Mark Sisson's product is the best commercially available IMO, however, since many of us are allergic to chicken eggs, I chose to make my own using duck eggs (which are more nutritionally dense). Also, the Thrive Oil I use is even higher in MUFAs and lower in PUFAs than either avocado or olive oil.
 

Traderj

Member
Vince,

Thanks for the heads up. I am going to try this and also going to try Marco's recipe.

I also like the site. Finally a place with some intelligent food choices.
 

Traderj

Member
Hey one other question is in a related area. What about sugar? What is your opinion on sugar? I know in the low carb high protein world sugar is considered one of the dangerous and inflammatory foods. And of course one of the causes of diabetes.

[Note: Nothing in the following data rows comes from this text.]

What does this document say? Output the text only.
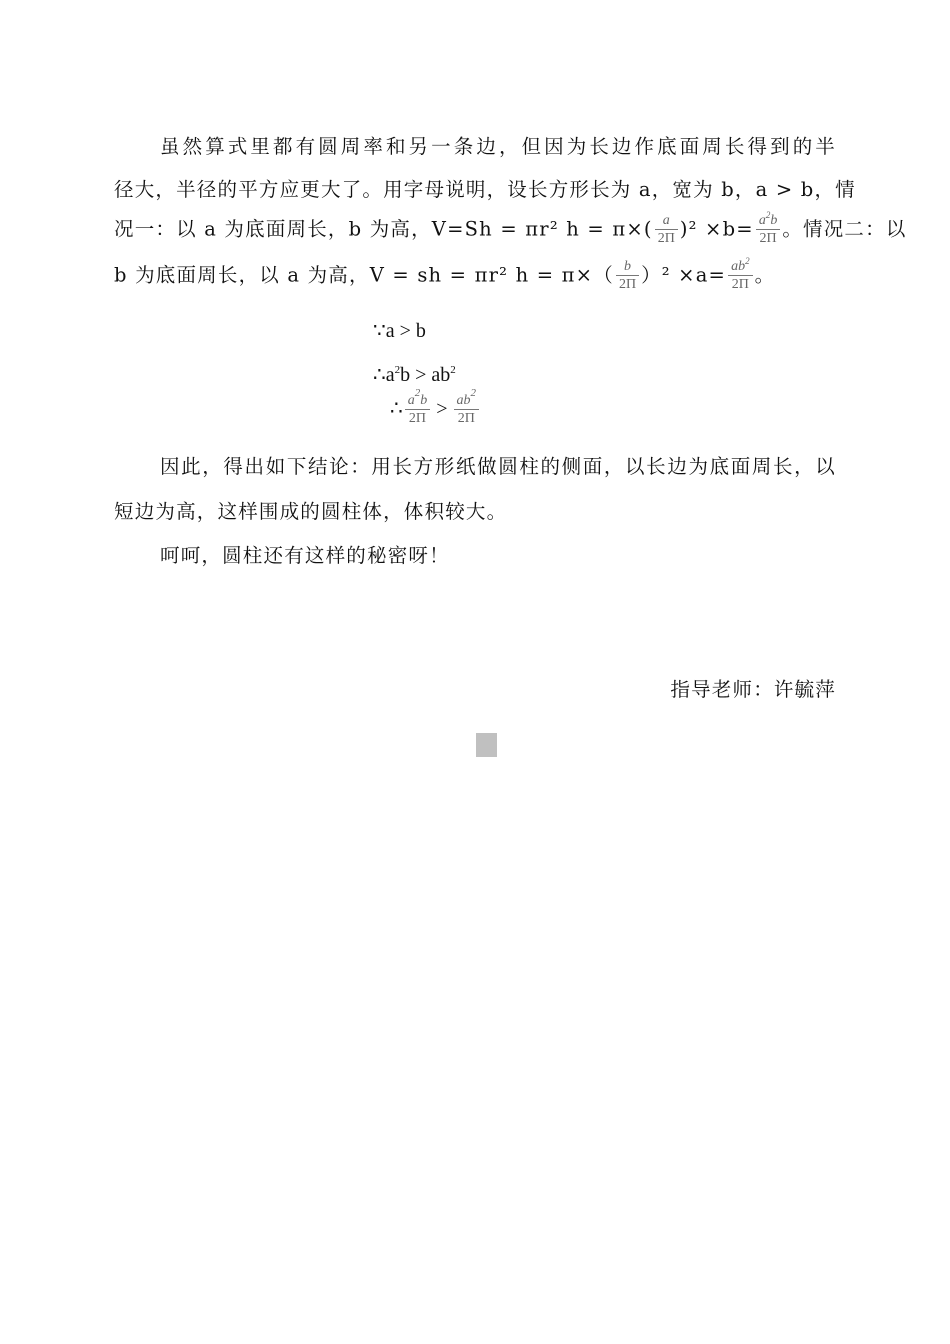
虽然算式里都有圆周率和另一条边，但因为长边作底面周长得到的半
径大，半径的平方应更大了。用字母说明，设长方形长为 a，宽为 b，a > b，情
况一：以 a 为底面周长，b 为高，V=Sh = πr² $h = \pi\times( \frac{a}{2\Pi} )^2 \times b= \frac{a^2b}{2\Pi}$ 。情况二：以
b 为底面周长，以 a 为高，V = sh = πr² $h = \pi\times( \frac{b}{2\Pi} )^2 \times a= \frac{ab^2}{2\Pi}$ 。
∵a > b
$\therefore a^2b > ab^2$
∴ $\frac{a^2b}{2\Pi} > \frac{ab^2}{2\Pi}$
因此，得出如下结论：用长方形纸做圆柱的侧面，以长边为底面周长，以
短边为高，这样围成的圆柱体，体积较大。
呵呵，圆柱还有这样的秘密呀！
指导老师：许毓萍
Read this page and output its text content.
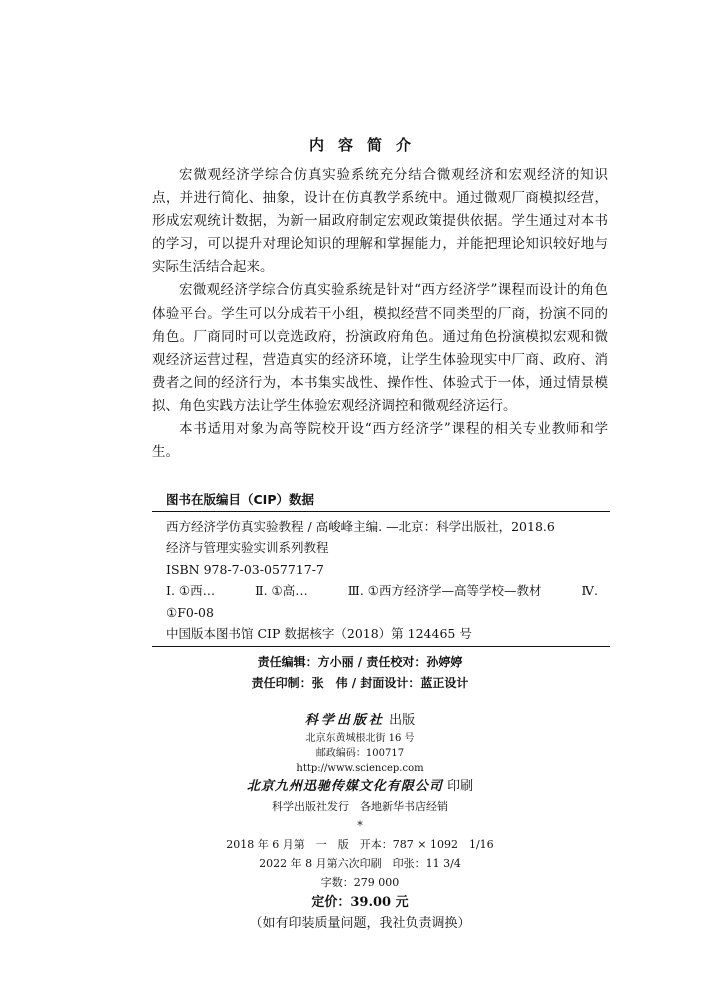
内容简介

宏微观经济学综合仿真实验系统充分结合微观经济和宏观经济的知识点，并进行简化、抽象，设计在仿真教学系统中。通过微观厂商模拟经营，形成宏观统计数据，为新一届政府制定宏观政策提供依据。学生通过对本书的学习，可以提升对理论知识的理解和掌握能力，并能把理论知识较好地与实际生活结合起来。

宏微观经济学综合仿真实验系统是针对“西方经济学”课程而设计的角色体验平台。学生可以分成若干小组，模拟经营不同类型的厂商，扮演不同的角色。厂商同时可以竞选政府，扮演政府角色。通过角色扮演模拟宏观和微观经济运营过程，营造真实的经济环境，让学生体验现实中厂商、政府、消费者之间的经济行为，本书集实战性、操作性、体验式于一体，通过情景模拟、角色实践方法让学生体验宏观经济调控和微观经济运行。

本书适用对象为高等院校开设“西方经济学”课程的相关专业教师和学生。

图书在版编目（CIP）数据
西方经济学仿真实验教程 / 高峻峰主编. —北京：科学出版社，2018.6
经济与管理实验实训系列教程
ISBN 978-7-03-057717-7
Ⅰ. ①西…	Ⅱ. ①高…	Ⅲ. ①西方经济学—高等学校—教材	Ⅳ.
①F0-08
中国版本图书馆 CIP 数据核字（2018）第 124465 号
责任编辑：方小丽 / 责任校对：孙婷婷
责任印制：张　伟 / 封面设计：蓝正设计
科学出版社 出版
北京东黄城根北街 16 号
邮政编码：100717
http://www.sciencep.com
北京九州迅驰传媒文化有限公司 印刷
科学出版社发行　各地新华书店经销
*
2018 年 6 月第　一　版　开本：787 × 1092　1/16
2022 年 8 月第六次印刷　印张：11 3/4
字数：279 000
定价：39.00 元
（如有印装质量问题，我社负责调换）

Now I am hearing from more than one source that sugar does not cause diabetes at all, and is not bad for you. And that sugar is ok. But I am skeptical. In addition I am now hearing about studies that show that artificial sweeteners are harmful. Specifically they kill the beneficial bacteria in our gut needed for digestion and the protection of our bionome (spelling?). In fact I have heard of studies showing artificial sweeteners doing the same thing to our gut bacteria as a dose of antibiotics.

What are your thoughts on this? Is there a safe and inexpensive sweetening route?
 

Vince

Super Moderator
I can give you my opinion, don't eat sugar and don't eat artificial sweeteners. Industries pay a lot of money for studies to promote their products.